DON GIOVANNI by Mozart, directed by Marshall Pynkoski, conducted by Stefano Montanari (Opera Atelier). At the Elgin Theatre (189 Yonge). November 2, 4 and 5 at 7:30 pm. $33-$175. 1-855-622-2787. See listing. Rating: NNN

Don Giovanni is the best-known lover in the world of opera, the seducer of thousands of women. Mozart’s operatic version of the lecherous Spaniard offers superb melodies, and the Opera Atelier production offers first-rate music-making.

We first see Giovanni seducing Donna Anna and killing her father, the Commendatore then he meets Donna Elvira, a spurned lover, and he sets his sights on the peasant woman Zerlina, about to be married to Masetto.

By the end of the work, he’s fooled everyone and escaped each plot to entrap him, only to be caught by the Commendatore’s stone statue, who drags the unrepentant man to hell.

Opera Atelier director Marshall Pynkoski points out that this opera works best if played with speed and youth. Mozart listed Don Giovanni in his catalogue as an opera buffa, a comic work Pynkoski turns the entire piece into a comedy.

Thus the don and his servant Leporello become a commedia dell’arte team with lots of clownish interaction Donna Elvira, arguably the most complex figure in the opera, is a laughable drama queen. There’s lots of sexual business, and most of the characters indulge in large takes in response to the comic shenanigans.

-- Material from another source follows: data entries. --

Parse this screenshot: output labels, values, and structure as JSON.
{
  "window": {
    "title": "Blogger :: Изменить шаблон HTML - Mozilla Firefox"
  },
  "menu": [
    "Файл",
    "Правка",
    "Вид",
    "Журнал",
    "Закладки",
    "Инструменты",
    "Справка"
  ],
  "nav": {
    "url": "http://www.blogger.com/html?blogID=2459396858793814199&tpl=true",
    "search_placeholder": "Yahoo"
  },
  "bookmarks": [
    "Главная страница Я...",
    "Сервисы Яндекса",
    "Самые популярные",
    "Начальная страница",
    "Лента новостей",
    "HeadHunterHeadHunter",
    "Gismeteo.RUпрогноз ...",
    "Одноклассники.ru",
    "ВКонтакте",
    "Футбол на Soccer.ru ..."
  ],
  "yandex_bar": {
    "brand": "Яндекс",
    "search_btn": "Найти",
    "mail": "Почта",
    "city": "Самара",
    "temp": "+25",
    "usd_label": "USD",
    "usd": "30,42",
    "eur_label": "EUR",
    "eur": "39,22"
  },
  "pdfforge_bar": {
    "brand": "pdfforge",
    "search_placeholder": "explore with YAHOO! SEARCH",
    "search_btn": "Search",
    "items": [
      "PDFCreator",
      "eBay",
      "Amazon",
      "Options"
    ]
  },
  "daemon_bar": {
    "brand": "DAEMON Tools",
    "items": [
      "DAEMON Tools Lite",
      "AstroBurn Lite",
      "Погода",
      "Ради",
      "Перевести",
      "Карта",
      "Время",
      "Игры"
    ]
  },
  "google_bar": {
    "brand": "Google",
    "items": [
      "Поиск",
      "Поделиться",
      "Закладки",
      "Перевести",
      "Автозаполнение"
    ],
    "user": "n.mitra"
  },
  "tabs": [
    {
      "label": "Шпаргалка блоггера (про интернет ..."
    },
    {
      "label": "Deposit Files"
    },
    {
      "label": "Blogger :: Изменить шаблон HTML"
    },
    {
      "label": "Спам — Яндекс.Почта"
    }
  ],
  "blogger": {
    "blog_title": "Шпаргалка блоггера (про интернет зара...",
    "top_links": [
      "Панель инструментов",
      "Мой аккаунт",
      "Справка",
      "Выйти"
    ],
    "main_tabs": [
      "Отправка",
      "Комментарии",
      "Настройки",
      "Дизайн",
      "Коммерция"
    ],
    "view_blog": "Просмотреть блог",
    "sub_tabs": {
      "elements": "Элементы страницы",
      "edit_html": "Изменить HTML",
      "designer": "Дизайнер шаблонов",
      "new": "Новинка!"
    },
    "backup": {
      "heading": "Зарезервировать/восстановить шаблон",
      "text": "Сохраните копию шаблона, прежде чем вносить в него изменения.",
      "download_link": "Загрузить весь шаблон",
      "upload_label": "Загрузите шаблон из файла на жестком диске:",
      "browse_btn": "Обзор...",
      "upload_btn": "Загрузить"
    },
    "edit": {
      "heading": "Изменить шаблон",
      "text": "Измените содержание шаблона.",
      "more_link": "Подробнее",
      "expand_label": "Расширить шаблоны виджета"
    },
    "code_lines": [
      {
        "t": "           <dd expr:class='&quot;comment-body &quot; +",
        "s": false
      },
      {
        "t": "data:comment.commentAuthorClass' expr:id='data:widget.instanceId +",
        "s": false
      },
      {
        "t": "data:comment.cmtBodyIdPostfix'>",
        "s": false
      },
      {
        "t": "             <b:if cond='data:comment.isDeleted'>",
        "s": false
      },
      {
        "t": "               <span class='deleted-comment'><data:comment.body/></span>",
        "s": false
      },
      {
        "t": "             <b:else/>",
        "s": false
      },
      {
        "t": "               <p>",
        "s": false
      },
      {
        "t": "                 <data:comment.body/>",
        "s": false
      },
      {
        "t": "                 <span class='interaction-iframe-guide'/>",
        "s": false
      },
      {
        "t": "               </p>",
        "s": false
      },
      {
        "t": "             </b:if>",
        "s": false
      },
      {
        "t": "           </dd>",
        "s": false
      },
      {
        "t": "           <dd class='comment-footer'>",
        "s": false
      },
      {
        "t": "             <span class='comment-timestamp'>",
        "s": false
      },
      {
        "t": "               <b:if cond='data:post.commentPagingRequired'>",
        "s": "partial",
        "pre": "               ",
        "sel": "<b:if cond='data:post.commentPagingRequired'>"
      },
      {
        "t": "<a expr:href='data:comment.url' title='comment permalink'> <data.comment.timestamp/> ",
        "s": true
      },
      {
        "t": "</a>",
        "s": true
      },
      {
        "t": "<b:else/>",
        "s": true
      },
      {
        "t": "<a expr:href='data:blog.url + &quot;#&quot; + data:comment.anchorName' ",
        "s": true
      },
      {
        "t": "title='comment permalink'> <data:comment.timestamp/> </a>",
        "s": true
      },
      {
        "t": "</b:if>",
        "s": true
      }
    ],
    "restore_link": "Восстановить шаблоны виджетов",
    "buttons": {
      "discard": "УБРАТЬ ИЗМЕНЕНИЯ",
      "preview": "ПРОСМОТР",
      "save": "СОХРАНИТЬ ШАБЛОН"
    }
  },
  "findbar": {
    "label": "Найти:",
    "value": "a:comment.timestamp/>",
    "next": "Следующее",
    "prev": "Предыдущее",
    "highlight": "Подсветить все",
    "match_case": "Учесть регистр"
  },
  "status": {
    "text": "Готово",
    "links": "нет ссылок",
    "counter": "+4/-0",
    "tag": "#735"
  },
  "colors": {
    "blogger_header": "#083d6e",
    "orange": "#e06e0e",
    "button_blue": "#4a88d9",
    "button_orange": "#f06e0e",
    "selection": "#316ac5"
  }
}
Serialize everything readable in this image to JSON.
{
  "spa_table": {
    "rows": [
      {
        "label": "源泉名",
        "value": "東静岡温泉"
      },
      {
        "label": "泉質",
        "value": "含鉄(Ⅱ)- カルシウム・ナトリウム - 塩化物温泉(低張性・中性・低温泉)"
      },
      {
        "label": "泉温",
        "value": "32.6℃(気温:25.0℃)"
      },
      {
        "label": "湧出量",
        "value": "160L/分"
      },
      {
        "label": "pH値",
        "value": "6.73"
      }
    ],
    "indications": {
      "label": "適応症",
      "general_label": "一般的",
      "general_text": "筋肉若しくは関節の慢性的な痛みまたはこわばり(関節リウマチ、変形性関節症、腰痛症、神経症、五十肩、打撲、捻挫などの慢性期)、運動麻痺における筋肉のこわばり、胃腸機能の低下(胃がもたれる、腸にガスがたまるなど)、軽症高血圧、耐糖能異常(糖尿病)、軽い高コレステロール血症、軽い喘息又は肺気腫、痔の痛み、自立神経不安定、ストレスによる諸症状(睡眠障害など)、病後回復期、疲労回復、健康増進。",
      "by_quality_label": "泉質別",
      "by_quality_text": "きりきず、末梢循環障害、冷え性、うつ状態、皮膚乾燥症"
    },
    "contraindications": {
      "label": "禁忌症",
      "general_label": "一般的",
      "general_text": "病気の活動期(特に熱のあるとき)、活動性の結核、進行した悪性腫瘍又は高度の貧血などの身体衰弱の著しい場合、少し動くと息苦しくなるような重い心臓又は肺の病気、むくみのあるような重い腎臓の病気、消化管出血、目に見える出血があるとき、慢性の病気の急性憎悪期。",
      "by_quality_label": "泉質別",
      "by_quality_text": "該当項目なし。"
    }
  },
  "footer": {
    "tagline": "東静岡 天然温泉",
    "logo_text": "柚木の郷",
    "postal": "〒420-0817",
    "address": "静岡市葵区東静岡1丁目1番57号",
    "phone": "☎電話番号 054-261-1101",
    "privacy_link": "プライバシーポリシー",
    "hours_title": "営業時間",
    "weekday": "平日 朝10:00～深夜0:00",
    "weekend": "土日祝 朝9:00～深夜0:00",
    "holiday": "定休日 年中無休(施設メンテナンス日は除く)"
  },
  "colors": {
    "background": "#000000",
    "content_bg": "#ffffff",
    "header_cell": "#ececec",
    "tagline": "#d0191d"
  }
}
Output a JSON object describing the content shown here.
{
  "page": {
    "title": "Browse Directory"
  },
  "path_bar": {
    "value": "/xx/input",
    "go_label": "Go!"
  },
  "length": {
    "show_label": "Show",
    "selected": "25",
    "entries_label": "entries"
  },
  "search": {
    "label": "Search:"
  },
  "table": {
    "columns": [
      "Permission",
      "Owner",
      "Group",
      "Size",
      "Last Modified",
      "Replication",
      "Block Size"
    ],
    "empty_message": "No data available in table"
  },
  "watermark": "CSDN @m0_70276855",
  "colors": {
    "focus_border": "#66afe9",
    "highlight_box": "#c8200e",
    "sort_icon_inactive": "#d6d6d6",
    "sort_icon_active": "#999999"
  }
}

The comedy works best with Zerlina and Masetto, in part because of Carla Huhtanen’s marvelous Zerlina, bright of voice and spirit. She’s a flirt, too, and clearly is pretty well fed up with Masetto (Curtis Sullivan) before they’re wed. Once she’s met Giovanni, the jealous Zerlina stands in the way of any other woman who comes near him. Huhtanen’s comic acting is as entertaining as her singing, but she can be tender, too, in the way she draws the angry Masetto back to her.

There’s also some real humour in Vasil Garvanliev’s Leporello, a honey-voiced singer with a quicksilver tongue he proves to be an audience favourite by the end of the evening.

Meghan’s Lindsay’s Donna Anna offers some thrilling singing, while Lawrence Wiliford’s pure voice and dramatic commitment make Don Ottavio, Anna’s fiance, a more rounded figure than audiences usually see.

But the opera requires some gravitas here and there. Sullivan is a good foil for Huhtanen as Masetto, but he makes little impression as the Commendatore, especially in the final scene, which begins as an elegant dinner and becomes a slide down to the hell.

Like all the singers, the elegant Phillip Addis is always pleasant to listen to, but in a number of scenes he lacks the weight that Don Giovanni needs. Despite how Mozart catalogued the opera, there are times when his music and the libretto by Lorenzo Da Ponte take Giovanni seriously.

This Don Giovanni is a treat for the ears — in addition to the strong singing, Stefano Montanari races Tafelmusik through the score in an exciting fashion — but ultimately it’s not as seductive as it might be.